18. Mecazi anlamda konuşursak, Hitler'in 30 Mayıs 1945'te içtiği iddia edilen zehir (veya tercih ederseniz, tapınağına attığı mermi), Stalingrad Savaşı'nın son aşamasında General Rodion Malinovsky'nin 2. Muhafız Ordusu tarafından yapılmıştır. Stalingrad kazanının dış çevresini kıran Goth grubunun umutlarını Paulus'un birliklerinden 30 kilometreye ayıran mesafeyi azaltmak için gömen bu ordudu. Stalingrad'dan sonraki tüm Büyük Vatanseverlik Savaşı, Hitler'in ızdırabıydı.
19. İkinci Dünya Savaşı sırasında, Papa Pius'un onayıyla, “Vatikan'ın kaç bölümü var?” Hitler'e karşı XII, uzaktan şeytan çıkarma ayini gerçekleştirdi. Tank saldırıları tarafından desteklenmeyen törenin yararsız olduğunu tahmin etmek kolaydır.
20. Hitler'in ölümü hakkındaki bilgiler oldukça çelişkilidir. Ya kendini vurdu ya da zehir içti.
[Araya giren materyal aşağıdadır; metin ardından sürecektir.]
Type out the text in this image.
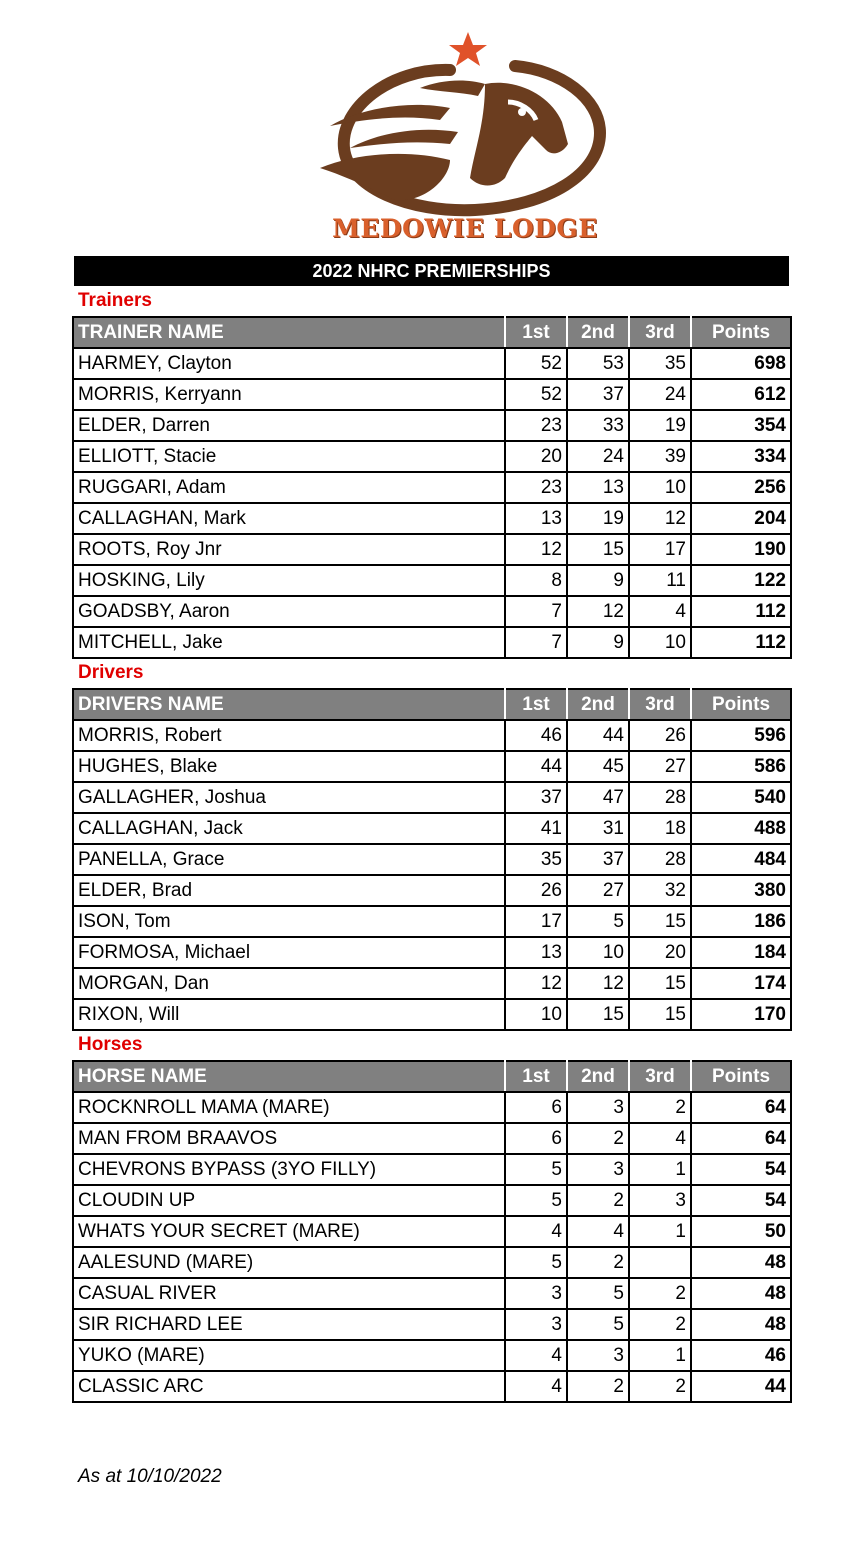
MEDOWIE LODGE
2022 NHRC PREMIERSHIPS
Trainers
TRAINER NAME	1st	2nd	3rd	Points
HARMEY, Clayton	52	53	35	698
MORRIS, Kerryann	52	37	24	612
ELDER, Darren	23	33	19	354
ELLIOTT, Stacie	20	24	39	334
RUGGARI, Adam	23	13	10	256
CALLAGHAN, Mark	13	19	12	204
ROOTS, Roy Jnr	12	15	17	190
HOSKING, Lily	8	9	11	122
GOADSBY, Aaron	7	12	4	112
MITCHELL, Jake	7	9	10	112
Drivers
DRIVERS NAME	1st	2nd	3rd	Points
MORRIS, Robert	46	44	26	596
HUGHES, Blake	44	45	27	586
GALLAGHER, Joshua	37	47	28	540
CALLAGHAN, Jack	41	31	18	488
PANELLA, Grace	35	37	28	484
ELDER, Brad	26	27	32	380
ISON, Tom	17	5	15	186
FORMOSA, Michael	13	10	20	184
MORGAN, Dan	12	12	15	174
RIXON, Will	10	15	15	170
Horses
HORSE NAME	1st	2nd	3rd	Points
ROCKNROLL MAMA (MARE)	6	3	2	64
MAN FROM BRAAVOS	6	2	4	64
CHEVRONS BYPASS (3YO FILLY)	5	3	1	54
CLOUDIN UP	5	2	3	54
WHATS YOUR SECRET (MARE)	4	4	1	50
AALESUND (MARE)	5	2		48
CASUAL RIVER	3	5	2	48
SIR RICHARD LEE	3	5	2	48
YUKO (MARE)	4	3	1	46
CLASSIC ARC	4	2	2	44
As at 10/10/2022
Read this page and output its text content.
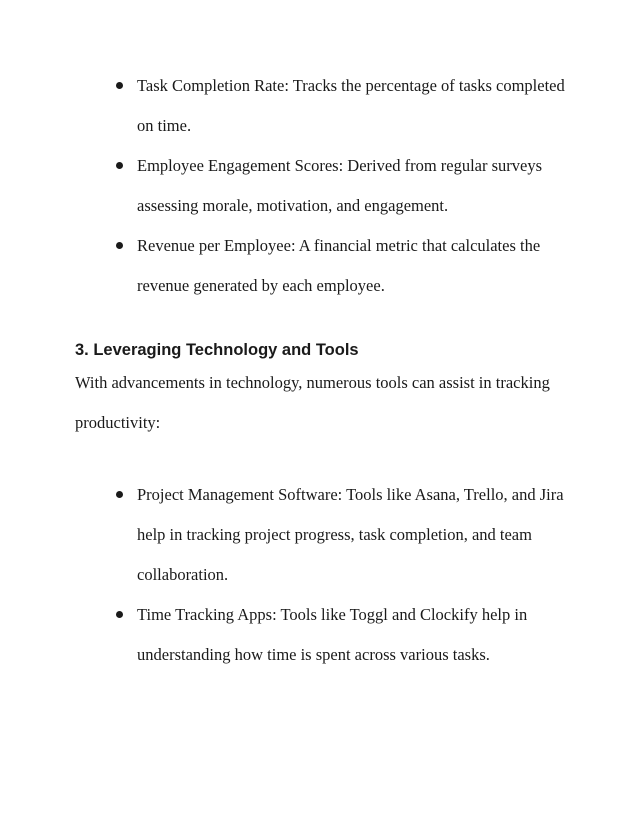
Task Completion Rate: Tracks the percentage of tasks completed on time.
Employee Engagement Scores: Derived from regular surveys assessing morale, motivation, and engagement.
Revenue per Employee: A financial metric that calculates the revenue generated by each employee.
3. Leveraging Technology and Tools

With advancements in technology, numerous tools can assist in tracking productivity:

Project Management Software: Tools like Asana, Trello, and Jira help in tracking project progress, task completion, and team collaboration.
Time Tracking Apps: Tools like Toggl and Clockify help in understanding how time is spent across various tasks.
Mayıs 1945 olaylarının kasırgası konusundaki uzmanlık, Hitler ve Eva Braun'un diş kartlarını dişleriyle karşılaştırmaları dışında gerçekleştirilmedi - her şey çakıştı. Bazı nedenlerden dolayı, cesetler birkaç kez kazıldı ve farklı yerlere gömüldü. Bütün bunlar çok sayıda söylenti, versiyon ve varsayıma yol açtı. Bazılarına göre Hitler hayatta kaldı ve Güney Amerika'ya gitti. Bu tür versiyonlara ciddi bir mantıksal itiraz var: Hitler kendisini gerçekten de tanrıların elçisi olan ve Almanya'yı kurtarmaya çağırılan mesih olarak görüyordu. Nisan 1945'in sonunda, metroyu binlerce barışçıl Berlinli ve yaralı askerle doldurma emri verdiğinde, bunu, yenilgiden ve ölümünden sonra, tüm bu insanların ve Almanya'nın varlığının hiçbir anlamı olmayacağı gerçeğiyle haklı çıkardı. Bu yüzden, büyük olasılıkla, tanrıların elçisinin dünyasal yolunun, Hitler ve Eva Braun'un ayaklarının çıkıntı yaptığı bir kabuk hunisinde sona erdiği iddia edilebilir.